A second police search of Clark’s property, this time on June 1, found two hypodermic needles, used bongs, a set of scales and a rifle magazine.
The offences occurred while Clark was on a suspended sentence. He had been sentenced to four months’ jail for drugs offences – wholly suspended for two years – on June 30, 2010 in Nanango Magistrates’ Court.
Sgt Bushell said the firearms were of particular concern to police as nothing other than a sinister conclusion could be made.
Defence solicitor Adam Magill, for Clark, said his client was a mechanical engineer, and had a wife, three children and a mortgage.
He had two predominant times during his life when he had offended … during 2004-05 and during recent times. The first period occurred after he lost his brother in a car crash “and sought solace in drugs”.
Then in 2010, Clark suffered an horrific work injury, a compound fracture of his femur. Then when a titanium plate which had been inserted into the joint snapped, Clark was left wheelchair bound and totally incapacitated for some time. Again he turned to drug use.
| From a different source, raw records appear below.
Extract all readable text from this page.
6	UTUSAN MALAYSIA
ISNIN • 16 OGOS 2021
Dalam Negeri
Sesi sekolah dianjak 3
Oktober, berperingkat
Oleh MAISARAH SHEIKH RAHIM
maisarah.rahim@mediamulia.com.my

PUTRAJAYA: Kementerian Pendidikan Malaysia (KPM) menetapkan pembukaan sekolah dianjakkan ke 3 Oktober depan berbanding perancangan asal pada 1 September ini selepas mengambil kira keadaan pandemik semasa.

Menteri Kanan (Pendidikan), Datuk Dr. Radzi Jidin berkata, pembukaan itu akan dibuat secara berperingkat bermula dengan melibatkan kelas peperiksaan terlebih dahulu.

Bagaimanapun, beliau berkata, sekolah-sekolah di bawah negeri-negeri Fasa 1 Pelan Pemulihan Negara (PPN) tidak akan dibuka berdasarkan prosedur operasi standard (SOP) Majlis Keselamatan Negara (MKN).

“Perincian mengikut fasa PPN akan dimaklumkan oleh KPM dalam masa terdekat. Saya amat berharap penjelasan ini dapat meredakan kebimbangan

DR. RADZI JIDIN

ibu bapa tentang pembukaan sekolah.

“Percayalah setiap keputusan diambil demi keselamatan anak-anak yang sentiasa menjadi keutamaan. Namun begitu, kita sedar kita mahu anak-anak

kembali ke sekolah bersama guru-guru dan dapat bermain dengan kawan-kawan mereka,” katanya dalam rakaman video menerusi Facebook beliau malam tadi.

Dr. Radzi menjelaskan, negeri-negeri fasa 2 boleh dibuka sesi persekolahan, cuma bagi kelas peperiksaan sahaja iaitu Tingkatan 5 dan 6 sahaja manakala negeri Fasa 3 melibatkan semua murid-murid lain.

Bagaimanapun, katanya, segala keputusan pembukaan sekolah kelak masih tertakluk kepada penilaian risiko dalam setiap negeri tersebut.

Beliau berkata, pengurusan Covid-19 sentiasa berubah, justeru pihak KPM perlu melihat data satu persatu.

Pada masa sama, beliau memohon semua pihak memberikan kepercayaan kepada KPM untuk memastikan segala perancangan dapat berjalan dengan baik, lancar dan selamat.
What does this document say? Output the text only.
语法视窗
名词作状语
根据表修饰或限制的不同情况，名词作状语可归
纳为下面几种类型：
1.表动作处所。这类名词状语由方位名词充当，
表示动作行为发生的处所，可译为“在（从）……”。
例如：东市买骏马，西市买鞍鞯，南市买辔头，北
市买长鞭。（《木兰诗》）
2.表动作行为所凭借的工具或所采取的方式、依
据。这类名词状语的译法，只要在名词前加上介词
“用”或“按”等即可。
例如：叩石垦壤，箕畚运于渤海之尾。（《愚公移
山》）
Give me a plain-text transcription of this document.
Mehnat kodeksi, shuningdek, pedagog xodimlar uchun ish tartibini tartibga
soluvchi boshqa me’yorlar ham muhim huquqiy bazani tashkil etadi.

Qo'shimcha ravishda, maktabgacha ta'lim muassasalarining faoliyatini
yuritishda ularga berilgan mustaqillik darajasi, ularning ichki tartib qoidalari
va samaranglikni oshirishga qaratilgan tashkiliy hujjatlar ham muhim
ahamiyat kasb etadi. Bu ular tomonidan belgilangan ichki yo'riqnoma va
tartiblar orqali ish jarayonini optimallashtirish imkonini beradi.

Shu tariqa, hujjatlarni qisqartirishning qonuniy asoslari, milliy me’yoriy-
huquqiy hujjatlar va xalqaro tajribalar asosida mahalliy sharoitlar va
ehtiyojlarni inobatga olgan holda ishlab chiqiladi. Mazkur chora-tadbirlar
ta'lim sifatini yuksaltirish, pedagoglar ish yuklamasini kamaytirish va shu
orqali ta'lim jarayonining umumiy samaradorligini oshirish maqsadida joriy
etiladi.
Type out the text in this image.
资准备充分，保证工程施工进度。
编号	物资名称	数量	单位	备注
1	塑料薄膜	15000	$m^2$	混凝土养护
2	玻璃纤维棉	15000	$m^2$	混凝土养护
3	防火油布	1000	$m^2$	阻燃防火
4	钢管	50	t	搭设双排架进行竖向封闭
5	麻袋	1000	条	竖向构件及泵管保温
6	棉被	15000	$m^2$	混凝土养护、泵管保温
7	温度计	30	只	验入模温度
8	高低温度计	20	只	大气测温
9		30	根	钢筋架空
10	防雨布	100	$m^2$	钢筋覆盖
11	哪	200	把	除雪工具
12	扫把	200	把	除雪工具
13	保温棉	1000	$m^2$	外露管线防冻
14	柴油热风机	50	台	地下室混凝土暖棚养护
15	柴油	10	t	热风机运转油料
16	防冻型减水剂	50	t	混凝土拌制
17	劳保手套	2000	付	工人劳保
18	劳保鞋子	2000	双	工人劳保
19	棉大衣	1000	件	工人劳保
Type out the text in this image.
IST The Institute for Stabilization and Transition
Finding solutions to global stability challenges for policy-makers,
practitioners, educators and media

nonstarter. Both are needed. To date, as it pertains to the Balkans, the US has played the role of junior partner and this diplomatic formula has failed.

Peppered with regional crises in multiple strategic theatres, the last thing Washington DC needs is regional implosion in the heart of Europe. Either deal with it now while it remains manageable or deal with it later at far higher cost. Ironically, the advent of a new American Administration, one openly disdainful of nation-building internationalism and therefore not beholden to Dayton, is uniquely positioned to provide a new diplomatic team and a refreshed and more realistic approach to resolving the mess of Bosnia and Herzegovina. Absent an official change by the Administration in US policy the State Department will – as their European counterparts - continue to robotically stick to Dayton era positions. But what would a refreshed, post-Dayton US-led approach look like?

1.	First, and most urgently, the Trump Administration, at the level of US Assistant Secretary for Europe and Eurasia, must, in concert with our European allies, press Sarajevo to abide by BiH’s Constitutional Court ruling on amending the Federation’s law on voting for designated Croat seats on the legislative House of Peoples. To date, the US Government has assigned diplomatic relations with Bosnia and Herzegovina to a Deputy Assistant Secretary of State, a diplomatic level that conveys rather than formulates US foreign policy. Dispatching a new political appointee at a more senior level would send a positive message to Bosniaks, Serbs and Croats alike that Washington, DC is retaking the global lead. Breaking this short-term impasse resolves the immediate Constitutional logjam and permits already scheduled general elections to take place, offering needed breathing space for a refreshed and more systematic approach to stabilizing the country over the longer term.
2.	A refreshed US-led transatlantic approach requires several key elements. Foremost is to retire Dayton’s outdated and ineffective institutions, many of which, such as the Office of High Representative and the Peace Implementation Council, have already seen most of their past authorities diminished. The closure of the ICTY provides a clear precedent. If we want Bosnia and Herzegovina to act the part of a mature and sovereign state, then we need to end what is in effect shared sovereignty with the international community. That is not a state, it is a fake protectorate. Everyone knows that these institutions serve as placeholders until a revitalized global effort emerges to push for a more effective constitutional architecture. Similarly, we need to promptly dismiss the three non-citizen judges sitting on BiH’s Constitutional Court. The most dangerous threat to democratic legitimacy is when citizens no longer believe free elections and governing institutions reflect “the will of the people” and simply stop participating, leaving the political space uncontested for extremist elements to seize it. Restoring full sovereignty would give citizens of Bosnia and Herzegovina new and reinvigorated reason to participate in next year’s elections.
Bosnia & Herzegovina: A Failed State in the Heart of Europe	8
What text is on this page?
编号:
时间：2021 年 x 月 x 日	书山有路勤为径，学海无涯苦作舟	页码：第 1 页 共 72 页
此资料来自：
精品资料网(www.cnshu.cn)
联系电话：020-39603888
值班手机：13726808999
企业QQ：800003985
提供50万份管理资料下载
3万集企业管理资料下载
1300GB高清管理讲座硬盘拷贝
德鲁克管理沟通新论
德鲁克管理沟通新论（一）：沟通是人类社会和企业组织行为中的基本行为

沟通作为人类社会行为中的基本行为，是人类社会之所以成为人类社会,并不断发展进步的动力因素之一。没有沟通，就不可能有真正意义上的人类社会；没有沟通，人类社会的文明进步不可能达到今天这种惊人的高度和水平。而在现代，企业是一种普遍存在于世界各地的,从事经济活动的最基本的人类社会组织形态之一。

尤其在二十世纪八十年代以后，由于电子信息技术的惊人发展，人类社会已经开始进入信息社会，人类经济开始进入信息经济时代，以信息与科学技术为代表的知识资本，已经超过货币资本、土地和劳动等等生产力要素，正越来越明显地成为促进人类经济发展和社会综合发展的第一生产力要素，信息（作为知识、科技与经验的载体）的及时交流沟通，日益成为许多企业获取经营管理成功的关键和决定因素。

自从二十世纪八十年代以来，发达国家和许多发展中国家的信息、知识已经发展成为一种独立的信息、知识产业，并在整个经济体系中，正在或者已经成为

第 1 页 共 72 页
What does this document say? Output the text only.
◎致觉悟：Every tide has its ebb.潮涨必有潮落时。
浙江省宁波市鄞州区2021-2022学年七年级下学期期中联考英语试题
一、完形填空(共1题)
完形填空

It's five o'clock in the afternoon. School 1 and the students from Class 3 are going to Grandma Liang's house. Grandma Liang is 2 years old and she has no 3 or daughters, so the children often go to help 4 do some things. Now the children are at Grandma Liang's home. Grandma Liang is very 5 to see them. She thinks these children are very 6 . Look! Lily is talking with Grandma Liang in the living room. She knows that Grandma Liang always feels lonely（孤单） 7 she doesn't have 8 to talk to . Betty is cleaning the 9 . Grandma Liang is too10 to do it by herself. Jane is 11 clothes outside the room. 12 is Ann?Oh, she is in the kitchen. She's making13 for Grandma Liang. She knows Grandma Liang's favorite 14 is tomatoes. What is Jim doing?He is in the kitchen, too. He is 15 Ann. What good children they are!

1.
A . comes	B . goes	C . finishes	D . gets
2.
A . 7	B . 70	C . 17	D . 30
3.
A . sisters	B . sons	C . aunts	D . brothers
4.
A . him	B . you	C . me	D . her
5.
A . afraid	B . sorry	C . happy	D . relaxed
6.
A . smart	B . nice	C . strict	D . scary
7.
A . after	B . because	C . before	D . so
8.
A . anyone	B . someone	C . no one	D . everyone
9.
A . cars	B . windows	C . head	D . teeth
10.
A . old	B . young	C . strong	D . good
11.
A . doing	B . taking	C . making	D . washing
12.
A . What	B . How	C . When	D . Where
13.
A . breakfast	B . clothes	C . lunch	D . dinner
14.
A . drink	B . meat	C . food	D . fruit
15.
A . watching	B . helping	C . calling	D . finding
“He is placing himself before the court as someone requiring help rather than jail,” Mr Magill said.
“The drugs at the premises were for personal use.”
Mr Magill said the offending behaviour all stemmed back to Clark’s drug use, and the crowd in which he was running associated with that drug use.
Magistrate Mark Bucknall said Clark had “considerably upped the ante” on his previous criminal history.
He expressed concern that he had facilitated someone else having possession of the firearms.
Mr Bucknall said the sentence must punish Clark justly, provide an opportunity for rehabilitation, be a deterrent to other people in the community, denounce the offending conduct and protect the community.
However he did accept that Clark had saved court resources by pleading guilty.
On the charge of contravening a police direction, Clark was convicted with no further penalty. For dangerous operation of a motor vehicle, he was disqualified from driving for nine months.
On the remaining charges, Mr Bucknall imposed one penalty: 10 months’ jail with a court-ordered parole release date of October 25, 2012.
On the breach of a suspended sentence, Clark was ordered to serve the outstanding four months’ jail, with the same parole release date.
As he was led from court, Clark hugged his wife who was crying in the public gallery.
As Clark left the court, his wife Selene Amber McLachlan was called to face the Magistrate.
McLachlan pleaded guilty to one charge of possessing dangerous drugs, ie three clipseal bags containing methylamphetamine found in a locked safe at her Nanango home by police on March 21 this year.
Police Prosecutor Sgt Wayne Bushell said McLachlan had claimed ownership of the drugs during the police search.
Defence solicitor Adam Magill said McLachlan had no previous criminal history.
Magistrate Bucknall said methylamphetamine was an insidious substance that seemed to wreak havoc on people who used it.
He fined McLachlan $300 with no conviction recorded.